Dana-Lyn Mackenzie, the law school’s director of Student Services and Engagement, works with the downtowners on their course requirements. “We couldn’t run the law school without them,” she says.

Alex Keaveny, a senior Crown attorney in Nova Scotia Public Prosecution Service’s Special Prosecution Section, has been teaching the three-hour Civil Trial Practice to third-year students once a week since the winter semester of 2007. This seminar course provides an intensive introduction to civil litigation and ends with a model trial.

Designed to teach students the procedures required to prepare and conduct a civil action trial, the course develops their skills in interviewing parties and witnesses, conducting discovery examinations and direct and cross-examination at trial, and preparing and assessing expert evidence.

The students are reading the law, but I’m trying to give a broader perspective than what they might be learning from their textbooks.

“This course is very practical and litigation-based,” says Keaveny. “The hardest thing to appreciate as a student is just how nuanced litigation can be. It’s a very people-driven process, and each unique mix of people—judges, witnesses, lawyers, everyone—makes every trial unique in many ways. The students are reading the law, but I’m trying to give a broader perspective than what they might be learning from their textbooks.”

Two-way learning

Not only do the students learn from Keaveny, but he also learns from them. “The students are all intelligent people, and their questions are very good,” he says. “I like the interchange of ideas and opinions. I’m reminded of things I may have forgotten or I get a new perspective on something. As the instructor you come with your own views and conclusions, especially after more than a decade working with the same case materials, but each year the students show that other conclusions are available.”

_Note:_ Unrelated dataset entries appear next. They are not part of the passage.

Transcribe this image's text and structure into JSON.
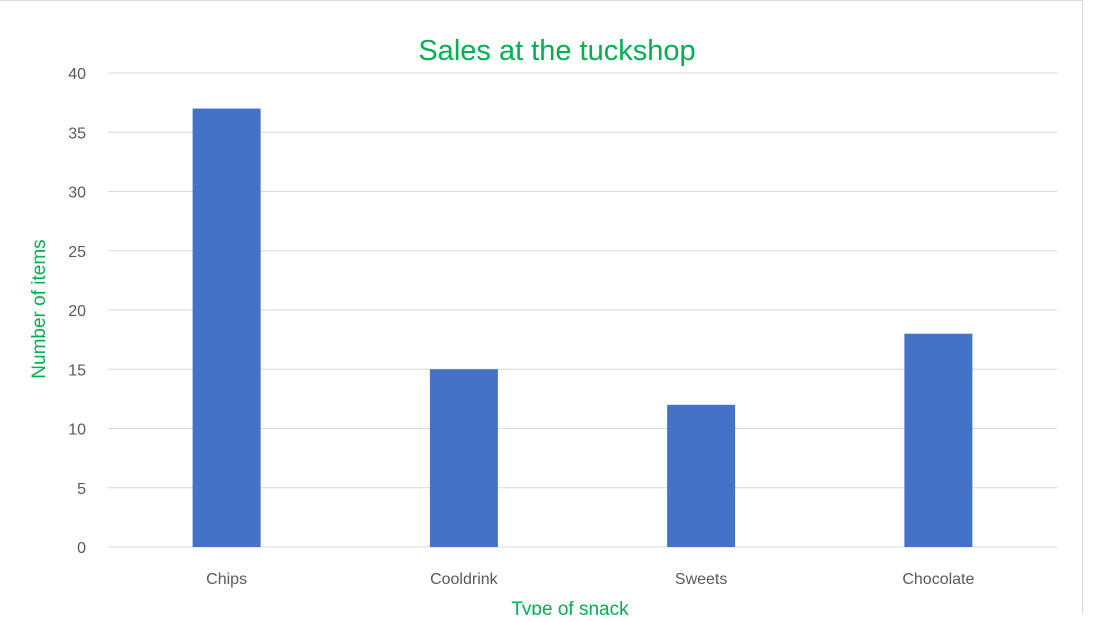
{
  "chart_data": {
    "type": "bar",
    "title": "Sales at the tuckshop",
    "xlabel": "Type of snack",
    "ylabel": "Number of items",
    "categories": [
      "Chips",
      "Cooldrink",
      "Sweets",
      "Chocolate"
    ],
    "values": [
      37,
      15,
      12,
      18
    ],
    "ylim": [
      0,
      40
    ],
    "yticks": [
      0,
      5,
      10,
      15,
      20,
      25,
      30,
      35,
      40
    ],
    "grid": true,
    "legend": "none",
    "colors": {
      "bar": "#4472C4",
      "title": "#00B050",
      "axis_titles": "#00B050",
      "gridline": "#D9D9D9",
      "tick_labels": "#595959"
    }
  }
}
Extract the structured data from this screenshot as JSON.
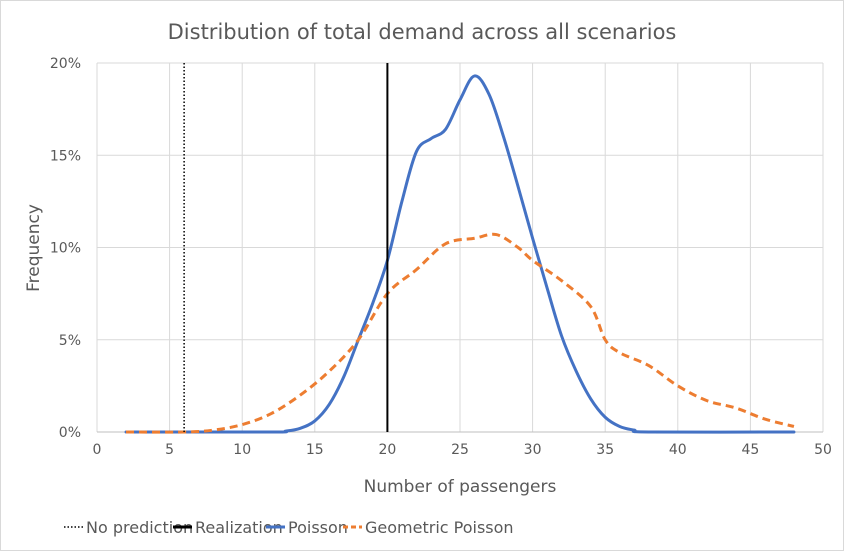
{
  "chart_data": {
    "type": "line",
    "title": "Distribution of total demand across all scenarios",
    "xlabel": "Number of passengers",
    "ylabel": "Frequency",
    "xlim": [
      0,
      50
    ],
    "ylim": [
      0,
      20
    ],
    "xticks": [
      0,
      5,
      10,
      15,
      20,
      25,
      30,
      35,
      40,
      45,
      50
    ],
    "yticks": [
      0,
      5,
      10,
      15,
      20
    ],
    "ytick_labels": [
      "0%",
      "5%",
      "10%",
      "15%",
      "20%"
    ],
    "grid": true,
    "legend_position": "bottom",
    "vlines": [
      {
        "name": "No prediction",
        "x": 6,
        "color": "#000000",
        "style": "dotted"
      },
      {
        "name": "Realization",
        "x": 20,
        "color": "#000000",
        "style": "solid"
      }
    ],
    "series": [
      {
        "name": "Poisson",
        "color": "#4472C4",
        "style": "solid",
        "x": [
          2,
          12,
          13,
          14,
          15,
          16,
          17,
          18,
          19,
          20,
          21,
          22,
          23,
          24,
          25,
          26,
          27,
          28,
          29,
          30,
          31,
          32,
          33,
          34,
          35,
          36,
          37,
          38,
          48
        ],
        "y": [
          0,
          0,
          0.05,
          0.2,
          0.6,
          1.5,
          3.0,
          5.0,
          7.0,
          9.3,
          12.5,
          15.2,
          15.9,
          16.4,
          18.0,
          19.3,
          18.3,
          16.0,
          13.3,
          10.5,
          7.8,
          5.2,
          3.3,
          1.8,
          0.8,
          0.3,
          0.1,
          0,
          0
        ]
      },
      {
        "name": "Geometric Poisson",
        "color": "#ED7D31",
        "style": "dashed",
        "x": [
          2,
          6,
          8,
          10,
          12,
          14,
          16,
          18,
          20,
          22,
          24,
          26,
          27.5,
          29,
          30,
          32,
          34,
          35,
          36,
          38,
          40,
          42,
          44,
          46,
          48
        ],
        "y": [
          0,
          0,
          0.1,
          0.4,
          1.0,
          2.0,
          3.3,
          5.0,
          7.5,
          8.8,
          10.2,
          10.5,
          10.7,
          10.0,
          9.3,
          8.2,
          6.8,
          5.0,
          4.3,
          3.6,
          2.5,
          1.7,
          1.3,
          0.7,
          0.3
        ]
      }
    ]
  }
}
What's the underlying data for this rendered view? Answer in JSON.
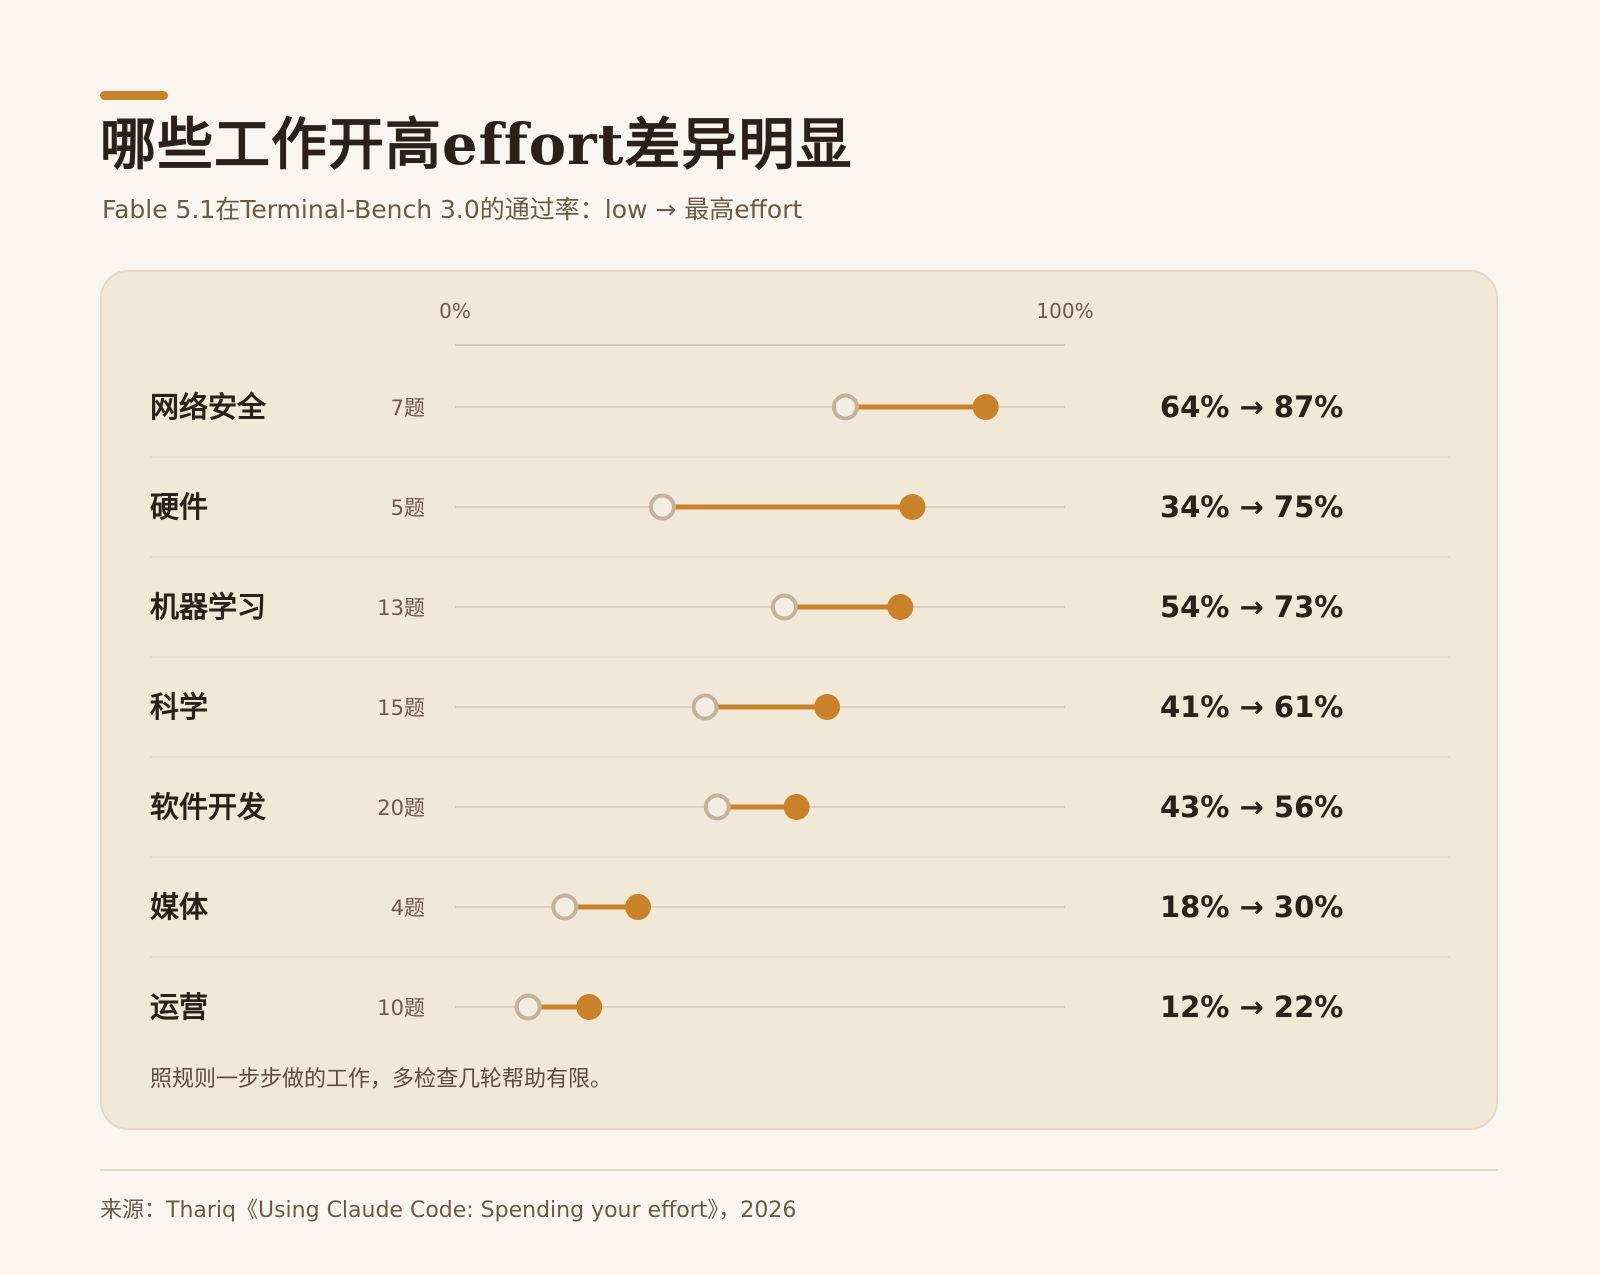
{
  "header": {
    "title": "哪些工作开高effort差异明显",
    "subtitle": "Fable 5.1在Terminal-Bench 3.0的通过率：low → 最高effort"
  },
  "note": "照规则一步步做的工作，多检查几轮帮助有限。",
  "source": "来源：Thariq《Using Claude Code: Spending your effort》，2026",
  "colors": {
    "background": "#faf6ef",
    "panel": "#f2e8d8",
    "accent": "#c9822a",
    "low_marker_stroke": "#c4b39b",
    "track": "#ddd0bd",
    "text_dark": "#2b2118",
    "text_muted": "#6b5a48"
  },
  "chart_data": {
    "type": "dumbbell",
    "axis": {
      "min_label": "0%",
      "max_label": "100%",
      "range": [
        0,
        100
      ],
      "unit": "%"
    },
    "rows": [
      {
        "category": "网络安全",
        "count_label": "7题",
        "low": 64,
        "high": 87,
        "value_label": "64% → 87%"
      },
      {
        "category": "硬件",
        "count_label": "5题",
        "low": 34,
        "high": 75,
        "value_label": "34% → 75%"
      },
      {
        "category": "机器学习",
        "count_label": "13题",
        "low": 54,
        "high": 73,
        "value_label": "54% → 73%"
      },
      {
        "category": "科学",
        "count_label": "15题",
        "low": 41,
        "high": 61,
        "value_label": "41% → 61%"
      },
      {
        "category": "软件开发",
        "count_label": "20题",
        "low": 43,
        "high": 56,
        "value_label": "43% → 56%"
      },
      {
        "category": "媒体",
        "count_label": "4题",
        "low": 18,
        "high": 30,
        "value_label": "18% → 30%"
      },
      {
        "category": "运营",
        "count_label": "10题",
        "low": 12,
        "high": 22,
        "value_label": "12% → 22%"
      }
    ]
  }
}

Keaveny’s favourite part of teaching is the mock civil trial, the final assignment in the course. “We try to make the mock trial as realistic as possible,” he says. “We have sittings judges keeping things on track, the experts are actual pathologists, and there’s a jury.” It’s also a fun day. “We really try to win, and I’m engaging with the students toward that goal. Everyone has to work together.”

I like teaching skills that the students are going to immediately apply when they start practicing.

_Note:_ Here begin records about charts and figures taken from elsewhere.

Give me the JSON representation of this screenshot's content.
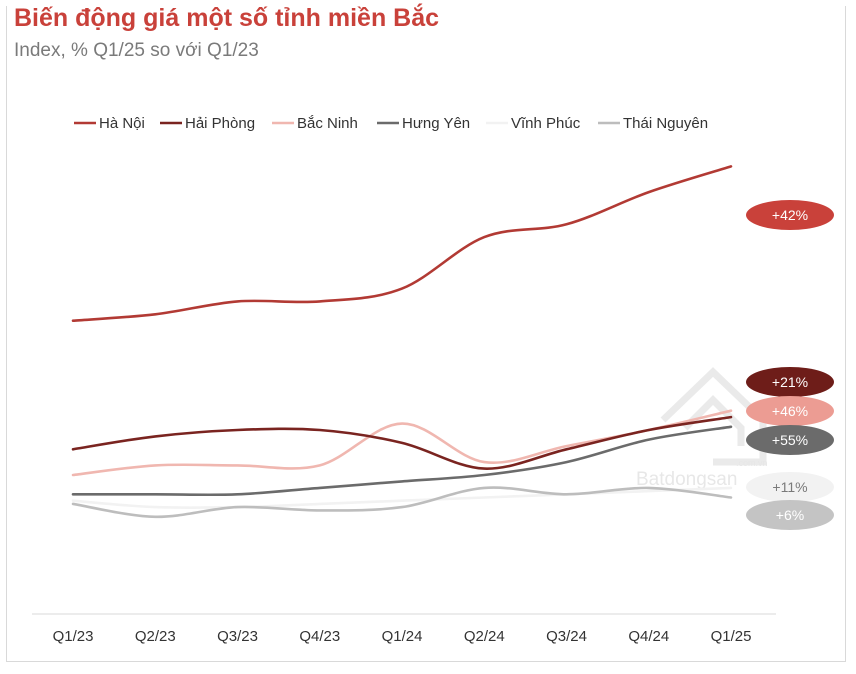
{
  "title": "Biến động giá một số tỉnh miền Bắc",
  "subtitle": "Index, % Q1/25 so với Q1/23",
  "watermark": {
    "brand": "Batdongsan",
    "suffix": ".com.vn"
  },
  "chart_data": {
    "type": "line",
    "title": "Biến động giá một số tỉnh miền Bắc",
    "subtitle": "Index, % Q1/25 so với Q1/23",
    "xlabel": "",
    "ylabel": "",
    "grid": false,
    "legend_position": "top",
    "ylim": [
      85,
      155
    ],
    "categories": [
      "Q1/23",
      "Q2/23",
      "Q3/23",
      "Q4/23",
      "Q1/24",
      "Q2/24",
      "Q3/24",
      "Q4/24",
      "Q1/25"
    ],
    "series": [
      {
        "name": "Hà Nội",
        "color": "#b23a34",
        "badge": "+42%",
        "badge_color": "#c9413a",
        "badge_text_color": "#ffffff",
        "values": [
          130,
          131,
          133,
          133,
          135,
          143,
          145,
          150,
          154
        ]
      },
      {
        "name": "Hải Phòng",
        "color": "#7a2420",
        "badge": "+21%",
        "badge_color": "#6e1d19",
        "badge_text_color": "#ffffff",
        "values": [
          110,
          112,
          113,
          113,
          111,
          107,
          110,
          113,
          115
        ]
      },
      {
        "name": "Bắc Ninh",
        "color": "#f0b7b0",
        "badge": "+46%",
        "badge_color": "#ec9c93",
        "badge_text_color": "#ffffff",
        "values": [
          106,
          107.5,
          107.5,
          107.5,
          114,
          108,
          110.5,
          113,
          116
        ]
      },
      {
        "name": "Hưng Yên",
        "color": "#6b6b6b",
        "badge": "+55%",
        "badge_color": "#6b6b6b",
        "badge_text_color": "#ffffff",
        "values": [
          103,
          103,
          103,
          104,
          105,
          106,
          108,
          111.5,
          113.5
        ]
      },
      {
        "name": "Vĩnh Phúc",
        "color": "#f2f2f2",
        "badge": "+11%",
        "badge_color": "#f2f2f2",
        "badge_text_color": "#7a7a7a",
        "values": [
          102,
          101,
          101,
          101.5,
          102,
          102.5,
          103,
          103.5,
          104
        ]
      },
      {
        "name": "Thái Nguyên",
        "color": "#bdbdbd",
        "badge": "+6%",
        "badge_color": "#c4c4c4",
        "badge_text_color": "#ffffff",
        "values": [
          101.5,
          99.5,
          101,
          100.5,
          101,
          104,
          103,
          104,
          102.5
        ]
      }
    ]
  }
}
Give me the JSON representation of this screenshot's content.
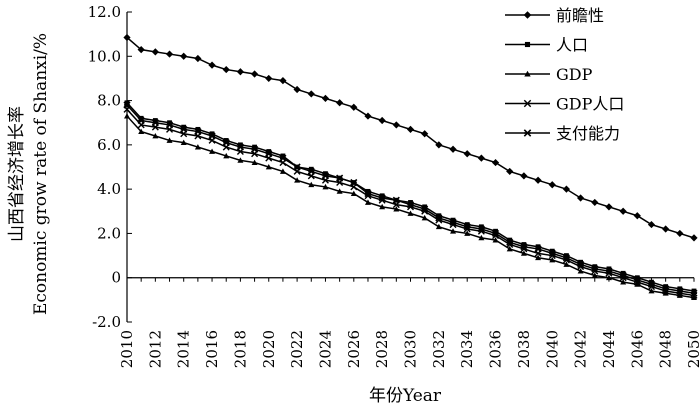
{
  "chart_data": {
    "type": "line",
    "title": "",
    "xlabel": "年份Year",
    "ylabel_cn": "山西省经济增长率",
    "ylabel_en": "Economic grow rate of Shanxi/%",
    "xlim": [
      2010,
      2050
    ],
    "ylim": [
      -2.0,
      12.0
    ],
    "yticks": [
      "12.0",
      "10.0",
      "8.0",
      "6.0",
      "4.0",
      "2.0",
      "0",
      "-2.0"
    ],
    "xticks": [
      "2010",
      "2012",
      "2014",
      "2016",
      "2018",
      "2020",
      "2022",
      "2024",
      "2026",
      "2028",
      "2030",
      "2032",
      "2034",
      "2036",
      "2038",
      "2040",
      "2042",
      "2044",
      "2046",
      "2048",
      "2050"
    ],
    "legend_position": "top-right",
    "x": [
      2010,
      2011,
      2012,
      2013,
      2014,
      2015,
      2016,
      2017,
      2018,
      2019,
      2020,
      2021,
      2022,
      2023,
      2024,
      2025,
      2026,
      2027,
      2028,
      2029,
      2030,
      2031,
      2032,
      2033,
      2034,
      2035,
      2036,
      2037,
      2038,
      2039,
      2040,
      2041,
      2042,
      2043,
      2044,
      2045,
      2046,
      2047,
      2048,
      2049,
      2050
    ],
    "series": [
      {
        "name": "前瞻性",
        "marker": "diamond",
        "values": [
          10.85,
          10.3,
          10.2,
          10.1,
          10.0,
          9.9,
          9.6,
          9.4,
          9.3,
          9.2,
          9.0,
          8.9,
          8.5,
          8.3,
          8.1,
          7.9,
          7.7,
          7.3,
          7.1,
          6.9,
          6.7,
          6.5,
          6.0,
          5.8,
          5.6,
          5.4,
          5.2,
          4.8,
          4.6,
          4.4,
          4.2,
          4.0,
          3.6,
          3.4,
          3.2,
          3.0,
          2.8,
          2.4,
          2.2,
          2.0,
          1.8
        ]
      },
      {
        "name": "人口",
        "marker": "square",
        "values": [
          7.9,
          7.2,
          7.1,
          7.0,
          6.8,
          6.7,
          6.5,
          6.2,
          6.0,
          5.9,
          5.7,
          5.5,
          5.0,
          4.9,
          4.7,
          4.5,
          4.3,
          3.9,
          3.7,
          3.5,
          3.4,
          3.2,
          2.8,
          2.6,
          2.4,
          2.3,
          2.1,
          1.7,
          1.5,
          1.4,
          1.2,
          1.0,
          0.7,
          0.5,
          0.4,
          0.2,
          0.0,
          -0.2,
          -0.4,
          -0.5,
          -0.6
        ]
      },
      {
        "name": "GDP",
        "marker": "triangle",
        "values": [
          7.3,
          6.6,
          6.4,
          6.2,
          6.1,
          5.9,
          5.7,
          5.5,
          5.3,
          5.2,
          5.0,
          4.8,
          4.4,
          4.2,
          4.1,
          3.9,
          3.8,
          3.4,
          3.2,
          3.1,
          2.9,
          2.7,
          2.3,
          2.1,
          2.0,
          1.8,
          1.7,
          1.3,
          1.1,
          0.9,
          0.8,
          0.6,
          0.3,
          0.1,
          0.0,
          -0.2,
          -0.3,
          -0.6,
          -0.7,
          -0.8,
          -0.9
        ]
      },
      {
        "name": "GDP人口",
        "marker": "x",
        "values": [
          7.6,
          6.9,
          6.8,
          6.7,
          6.5,
          6.4,
          6.2,
          5.9,
          5.7,
          5.6,
          5.4,
          5.2,
          4.8,
          4.6,
          4.4,
          4.3,
          4.1,
          3.7,
          3.5,
          3.3,
          3.2,
          3.0,
          2.6,
          2.4,
          2.2,
          2.1,
          1.9,
          1.5,
          1.3,
          1.1,
          1.0,
          0.8,
          0.5,
          0.3,
          0.2,
          0.0,
          -0.2,
          -0.4,
          -0.6,
          -0.7,
          -0.8
        ]
      },
      {
        "name": "支付能力",
        "marker": "asterisk",
        "values": [
          7.8,
          7.1,
          7.0,
          6.9,
          6.7,
          6.6,
          6.4,
          6.1,
          5.9,
          5.8,
          5.6,
          5.4,
          5.0,
          4.8,
          4.6,
          4.5,
          4.3,
          3.8,
          3.6,
          3.5,
          3.3,
          3.1,
          2.7,
          2.5,
          2.3,
          2.2,
          2.0,
          1.6,
          1.4,
          1.3,
          1.1,
          0.9,
          0.6,
          0.4,
          0.3,
          0.1,
          -0.1,
          -0.3,
          -0.5,
          -0.6,
          -0.7
        ]
      }
    ]
  }
}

A memorable moment in one mock trial happened when a student had an objection, and the instructors hadn’t specifically taught the mechanics of how to make an objection. The objecting student stood up, turned to the other team, told the objection and said why. The other student argued back, and there were two or three back-and-forths between the students.

The judge finally piped up, “If counsel has finished debating, maybe you want to hear from me!” The students learned that you have to object to the judge, not to the other side. Keaveny tells this story each year when the students are taught how to object.

Keaveny has been teaching long enough that one of his former students is now a Crown attorney in Dartmouth and a colleague, and he sees many more around courthouses and law offices. He has no plans to stop stepping into the classroom in the near future. “I like having the connection to the students and the law school. I love the trial part because it’s so fluid. And I like teaching skills that the students are going to immediately apply when they start practicing.”